Çakır gözlü yaman Minevra'yı,

O Ariçem'i birbirine katan tanrıçayı,

O hiç yorulmadan orduları yöneten,

O cenk ve savaş bağrışmalarından hoşlanan,

Yüceler yücesi sayılan tanrıçayı. " diye bitirdi. Minevra'nın bizim tarafımızda olması içimi bir nebze de olsa rahatlatmıştı. Daha fazla ortamdaki gerginliğe dayanamayarak "Jason bu senin suçun değil. Seni kullanacaklarını tahmin edemezdik. En azından benim zihnim için." dedim. Jason yavaşça nefes alarak "Alison bu durumda böyle bir açık vermemiz sadece aptallık. Bunu düşünmem gerekirdi. Her dakika , yanımda olduğun her dakika neredeyse tehlikede sayılırsın. Zihnini serbest bıraktığın anda her türlü saldırıya kalkışabilirler." dedi. Sinirle ifadesi kaskatı kesilmişti. Her an her şeyi kontrol altında tutmaya çalışmak çok zor olmalıydı ve Jason bunu neredeyse kusursuz bir şekilde hallediyordu. Her zaman bir şekilde bizi en kötü durumdan bile kurtarmıştı. "Jason... Lütfen. Sen elinden geleni yaptın." diyerek elimi yavaşça omzuna koydum. Nefes alış verişini kontrol etmeye çalıştığını görebiliyordum. Pişmalığını da...
***
"Merhaba Ruh'un çocukları , neye borçluyum ziyaretinizi ?" dedi. İkna edici bir ses tonu vardı. Kibar ve dinlendirici... Jason bir adım öne çıkarak "Tanrıça Minevra izin verirse göstermek isteriz." dedi.
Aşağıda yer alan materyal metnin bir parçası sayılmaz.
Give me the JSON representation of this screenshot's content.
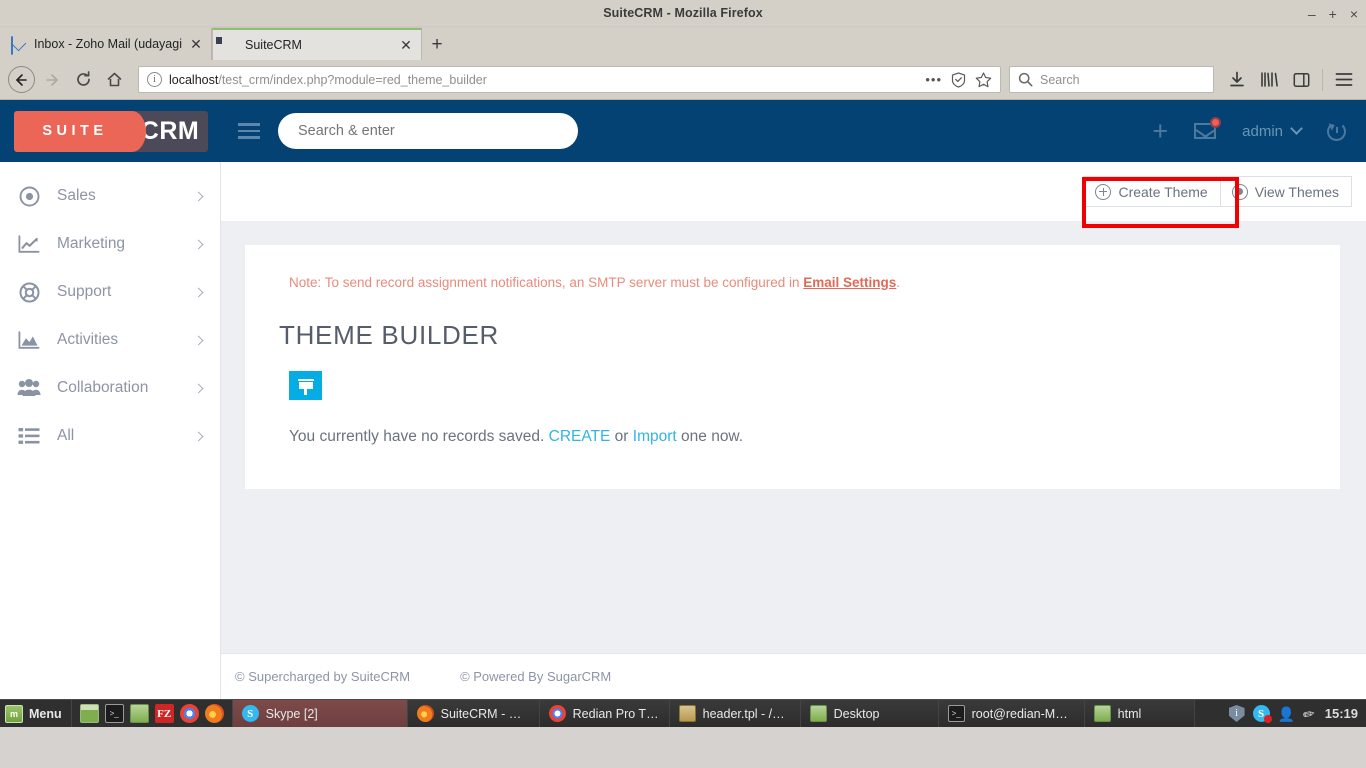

Sakin bir tavırla bakışlarını bana çevirdi. Elini bana uzattığında yanına gittim. Minevra gözlerini üzerimden ayırmadan baştan aşağıya beni inceledi. Her hareketi üstün bir asalet ve zarafet içeriyordu. Birkaç adım atarak tam önümde durduğunda "İzin verir misin ?" diyerek Jason'a elimi bırakmasını işaret etti. Jason bir adım gerileyip arkamıza geçti. Minevra şimdi gözbebeklerimi delip geçmek istermiş gibi bakışlarını bana odakladı. Elini alnıma koyup boşta kalan eliyle de diğer elimi ters çevirip baş parmağıyla avuç içime dokundu. Bir anda tüm odanın karanlığa bürünmesiyle sert zemine çarpmam bir oldu. Olup bitenleri tam hatırlayamasam da sadece Minevra'nın "Ölüm geliyor , çok fazla ölüm..." dediğini duymuştum.